Anyone running a company is usually focused on generating profits for its investors. However, you are likely to experience various challenges that can have a negative impact on your revenues. Both internal and external factors can leave your business with many debts.
You can get your business back on the revenue path by considering various options. Among the various options you can pursue is a Company Voluntary Arrangement (CVA). When you implement a CVA arrangement, you can pay off your creditors over an agreed period of time. A CVA also gives you an opportunity to carry out structural changes in your business to strengthen its operations.
Before opting for a Company Voluntary Arrangement, it is important to seek support from financial business advisor. The advisor will help you understand the impact that the CVA will have on your business. It is crucial to know the pros and cons of a CAV to determine whether it is a suitable arrangement for your company.

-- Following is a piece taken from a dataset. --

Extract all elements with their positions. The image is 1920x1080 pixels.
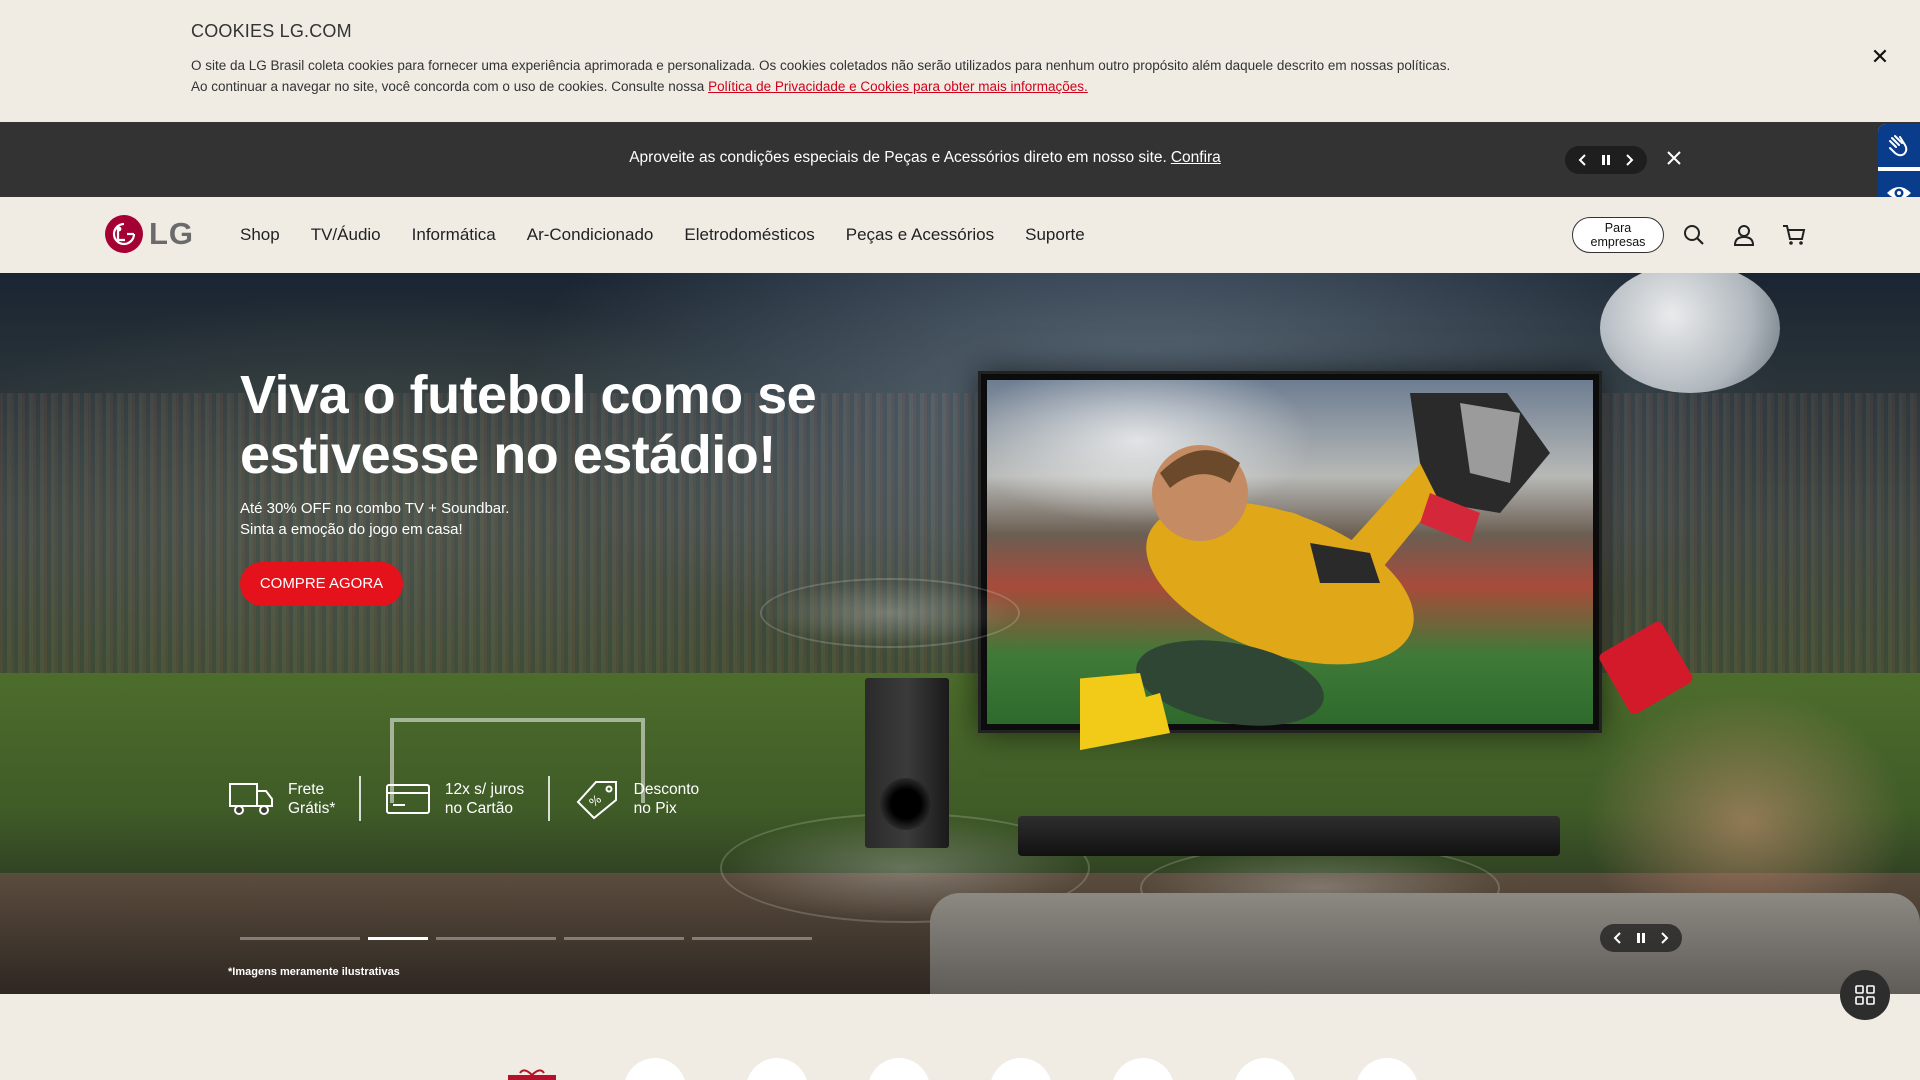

Three of the main advantages of CVA include:
i) The top management is retained
Sometimes, the company’s management style may have contributed to the financial woes. Despite this, the management should be allowed to run the company during the CVA process. You will need the directors to ensure the continuity of the business processes as the restructuring is going on. The management knows the “ins” and “outs” of the organization and their support will be important in the recovery of the company. The CVA implementation is likely to end up being a success when the management is retained but a professional is brought on bought to guide various organization processes.
ii) Keep costs down
High costs can impede your company’s quest to get back on its feet financially. It is quite affordable to set up and maintain a CVA arrangement compared to other restructuring options like receivership and insolvency. With a CVA, no large cash sums are required to purchase business assets, as a pre-pack administration requires.

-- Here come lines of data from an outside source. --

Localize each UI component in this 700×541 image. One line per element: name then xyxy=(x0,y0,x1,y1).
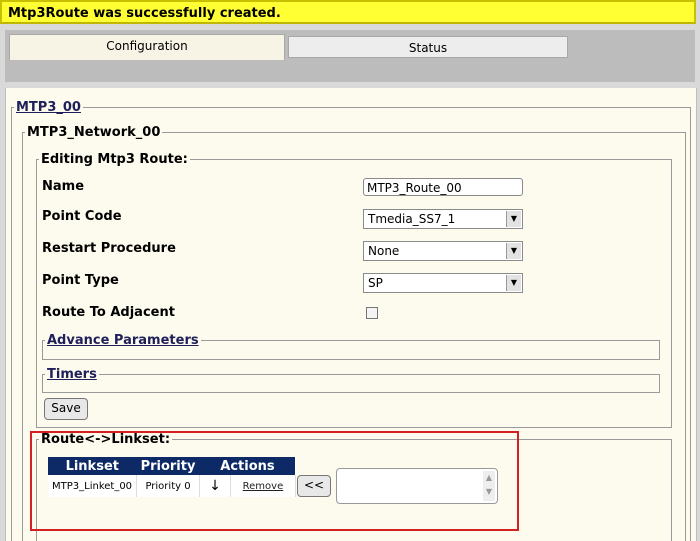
point-type-select[interactable]: SP ▼ xyxy=(363,273,523,293)
legend-mtp3[interactable]: MTP3_00 xyxy=(14,100,83,115)
move-left-button[interactable]: << xyxy=(297,475,331,497)
dropdown-arrow-icon[interactable]: ▼ xyxy=(506,211,521,227)
legend-network: MTP3_Network_00 xyxy=(27,125,161,140)
tab-configuration[interactable]: Configuration xyxy=(9,34,285,60)
route-to-adjacent-label: Route To Adjacent xyxy=(42,305,175,320)
route-to-adjacent-checkbox[interactable] xyxy=(366,307,378,319)
legend-advance-parameters[interactable]: Advance Parameters xyxy=(45,333,201,348)
priority-cell: Priority 0 xyxy=(136,475,200,497)
arrow-down-icon[interactable]: ↓ xyxy=(199,475,231,497)
fieldset-timers: Timers xyxy=(42,367,660,393)
linkset-cell: MTP3_Linket_00 xyxy=(48,475,138,497)
remove-link[interactable]: Remove xyxy=(230,475,296,497)
table-row: MTP3_Linket_00 Priority 0 ↓ Remove xyxy=(48,475,296,497)
name-label: Name xyxy=(42,179,85,194)
dropdown-arrow-icon[interactable]: ▼ xyxy=(506,243,521,259)
column-header-actions: Actions xyxy=(199,457,296,475)
point-type-value: SP xyxy=(368,276,383,290)
restart-procedure-value: None xyxy=(368,244,400,258)
tab-bar: Configuration Status xyxy=(5,30,695,82)
legend-editing: Editing Mtp3 Route: xyxy=(41,152,188,167)
point-code-label: Point Code xyxy=(42,209,122,224)
column-header-linkset: Linkset xyxy=(48,457,137,475)
fieldset-advance: Advance Parameters xyxy=(42,333,660,360)
point-type-label: Point Type xyxy=(42,273,119,288)
scrollbar[interactable]: ▲ ▼ xyxy=(483,471,495,501)
name-input[interactable]: MTP3_Route_00 xyxy=(363,178,523,196)
point-code-select[interactable]: Tmedia_SS7_1 ▼ xyxy=(363,209,523,229)
tab-status[interactable]: Status xyxy=(288,36,568,58)
restart-procedure-label: Restart Procedure xyxy=(42,241,176,256)
column-header-priority: Priority xyxy=(136,457,200,475)
main-content: MTP3_00 MTP3_Network_00 Editing Mtp3 Rou… xyxy=(5,88,697,541)
linkset-listbox[interactable]: ▲ ▼ xyxy=(336,468,498,504)
restart-procedure-select[interactable]: None ▼ xyxy=(363,241,523,261)
success-banner: Mtp3Route was successfully created. xyxy=(0,0,696,24)
dropdown-arrow-icon[interactable]: ▼ xyxy=(506,275,521,291)
linkset-table: Linkset Priority Actions MTP3_Linket_00 … xyxy=(48,457,296,497)
save-button[interactable]: Save xyxy=(44,398,88,420)
point-code-value: Tmedia_SS7_1 xyxy=(368,212,456,226)
legend-timers[interactable]: Timers xyxy=(45,367,99,382)
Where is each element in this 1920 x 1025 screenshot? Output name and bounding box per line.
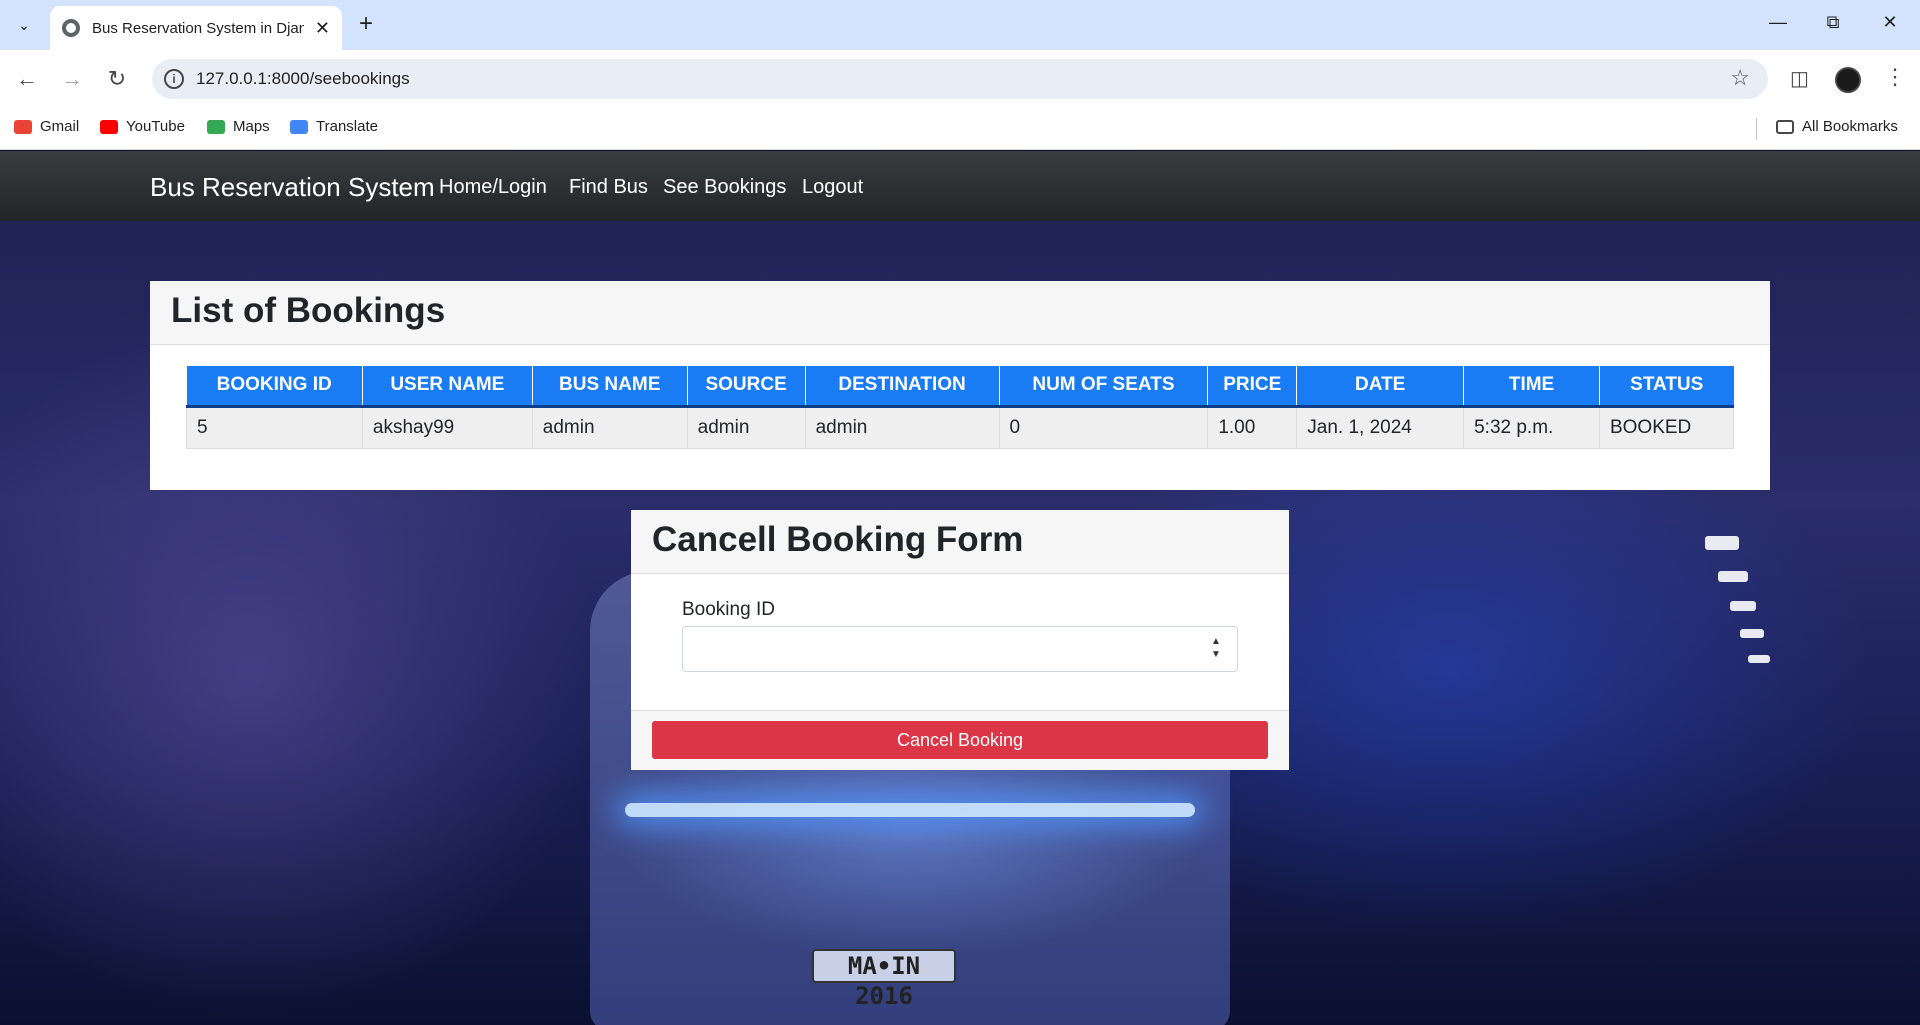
license-plate: MA•IN 2016 (812, 949, 956, 1010)
url-text[interactable]: 127.0.0.1:8000/seebookings (196, 69, 410, 89)
bookmark-gmail[interactable]: Gmail (14, 118, 79, 135)
bookings-table: BOOKING ID USER NAME BUS NAME SOURCE DES… (186, 366, 1735, 449)
side-panel-icon[interactable]: ◫ (1790, 66, 1809, 91)
booking-id-label: Booking ID (682, 599, 775, 620)
forward-icon[interactable]: → (57, 64, 87, 94)
gmail-icon (14, 119, 32, 134)
column-header: TIME (1463, 366, 1600, 408)
column-header: DATE (1296, 366, 1465, 408)
column-header: NUM OF SEATS (999, 366, 1209, 408)
bookings-card: List of Bookings BOOKING ID USER NAME BU… (150, 281, 1770, 490)
bookmark-label: Gmail (40, 118, 80, 135)
bookmark-label: YouTube (126, 118, 185, 135)
cancel-booking-button[interactable]: Cancel Booking (652, 721, 1268, 759)
cell-user-name: akshay99 (361, 405, 533, 449)
column-header: SOURCE (687, 366, 806, 408)
site-info-icon[interactable]: i (164, 69, 184, 89)
tunnel-light (1740, 629, 1764, 638)
cell-price: 1.00 (1207, 405, 1298, 449)
cell-time: 5:32 p.m. (1463, 405, 1600, 449)
tab-search-chevron-icon[interactable]: ⌄ (9, 10, 39, 40)
browser-toolbar: ← → ↻ i 127.0.0.1:8000/seebookings ☆ ◫ ⋮ (0, 50, 1920, 108)
cell-date: Jan. 1, 2024 (1296, 405, 1465, 449)
cancel-booking-card: Cancell Booking Form Booking ID ▲ ▼ Cance… (631, 510, 1289, 770)
maps-icon (207, 119, 225, 134)
profile-avatar[interactable] (1835, 67, 1861, 93)
nav-link-home-login[interactable]: Home/Login (439, 176, 547, 199)
table-row: 5 akshay99 admin admin admin 0 1.00 Jan.… (186, 405, 1735, 449)
bookmark-label: Maps (233, 118, 270, 135)
back-icon[interactable]: ← (12, 64, 42, 94)
column-header: USER NAME (362, 366, 533, 408)
cell-bus-name: admin (531, 405, 688, 449)
column-header: DESTINATION (805, 366, 1000, 408)
minimize-icon[interactable]: — (1763, 12, 1793, 33)
cancel-card-footer: Cancel Booking (631, 710, 1289, 770)
bookmarks-bar: Gmail YouTube Maps Translate All Bookmar… (0, 108, 1920, 150)
bookmark-youtube[interactable]: YouTube (100, 118, 185, 135)
bus-headlight-strip (625, 803, 1195, 817)
new-tab-icon[interactable]: + (352, 11, 380, 39)
tunnel-light (1748, 655, 1770, 663)
menu-kebab-icon[interactable]: ⋮ (1884, 64, 1906, 90)
cell-source: admin (686, 405, 806, 449)
bookmark-label: Translate (316, 118, 378, 135)
youtube-icon (100, 119, 118, 134)
cancel-form-title: Cancell Booking Form (652, 520, 1024, 559)
bookmark-star-icon[interactable]: ☆ (1730, 65, 1750, 91)
close-tab-icon[interactable]: ✕ (315, 18, 330, 38)
tab-title: Bus Reservation System in Djan (92, 19, 304, 37)
browser-tab-strip: ⌄ Bus Reservation System in Djan ✕ + — ⧉… (0, 0, 1920, 50)
nav-link-find-bus[interactable]: Find Bus (569, 176, 648, 199)
address-bar[interactable]: i 127.0.0.1:8000/seebookings ☆ (152, 59, 1768, 99)
bookings-card-header: List of Bookings (150, 281, 1770, 345)
cancel-card-header: Cancell Booking Form (631, 510, 1289, 574)
cell-status: BOOKED (1598, 405, 1735, 449)
cell-num-seats: 0 (998, 405, 1209, 449)
number-spinner-icon[interactable]: ▲ ▼ (1209, 635, 1223, 663)
column-header: BUS NAME (532, 366, 688, 408)
bookmark-maps[interactable]: Maps (207, 118, 270, 135)
site-navbar: Bus Reservation System Home/Login Find B… (0, 151, 1920, 221)
booking-id-input[interactable]: ▲ ▼ (682, 626, 1238, 672)
tunnel-light (1705, 536, 1739, 550)
cell-booking-id: 5 (186, 405, 363, 449)
folder-icon (1776, 119, 1794, 134)
cell-destination: admin (804, 405, 1000, 449)
tunnel-light (1718, 571, 1748, 582)
page-viewport: MA•IN 2016 Bus Reservation System Home/L… (0, 151, 1920, 1025)
column-header: BOOKING ID (186, 366, 363, 408)
restore-icon[interactable]: ⧉ (1818, 12, 1848, 33)
table-header-row: BOOKING ID USER NAME BUS NAME SOURCE DES… (186, 366, 1734, 408)
browser-tab[interactable]: Bus Reservation System in Djan ✕ (50, 6, 342, 50)
all-bookmarks-label: All Bookmarks (1802, 118, 1898, 135)
reload-icon[interactable]: ↻ (102, 64, 132, 94)
all-bookmarks[interactable]: All Bookmarks (1776, 118, 1898, 135)
bookmarks-divider (1756, 118, 1757, 140)
bookings-title: List of Bookings (171, 291, 446, 330)
nav-link-logout[interactable]: Logout (802, 176, 863, 199)
site-brand[interactable]: Bus Reservation System (150, 172, 435, 203)
globe-icon (62, 19, 80, 37)
column-header: STATUS (1599, 366, 1734, 408)
bookmark-translate[interactable]: Translate (290, 118, 378, 135)
nav-link-see-bookings[interactable]: See Bookings (663, 176, 786, 199)
close-window-icon[interactable]: ✕ (1875, 12, 1905, 33)
tunnel-light (1730, 601, 1756, 611)
column-header: PRICE (1207, 366, 1298, 408)
translate-icon (290, 119, 308, 134)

There are some fees you will have to pay, for example, for meeting with the creditors. However, the costs incurred in a CVA are usually deducted from the premiums that the creditors would advise you to pay. This means your business will have more cash flow and working capital.
iii) Keep the matter private
The public nature of insolvency can affect your organization’s efforts for recovery. On the flipside, CVAs do not have to know by the public. For instance, there is no requirement for the disclosure of the debt restructuring efforts in the company’s communications.
The above are some reasons why you may want to implement a Company Voluntary Arrangement (CVA).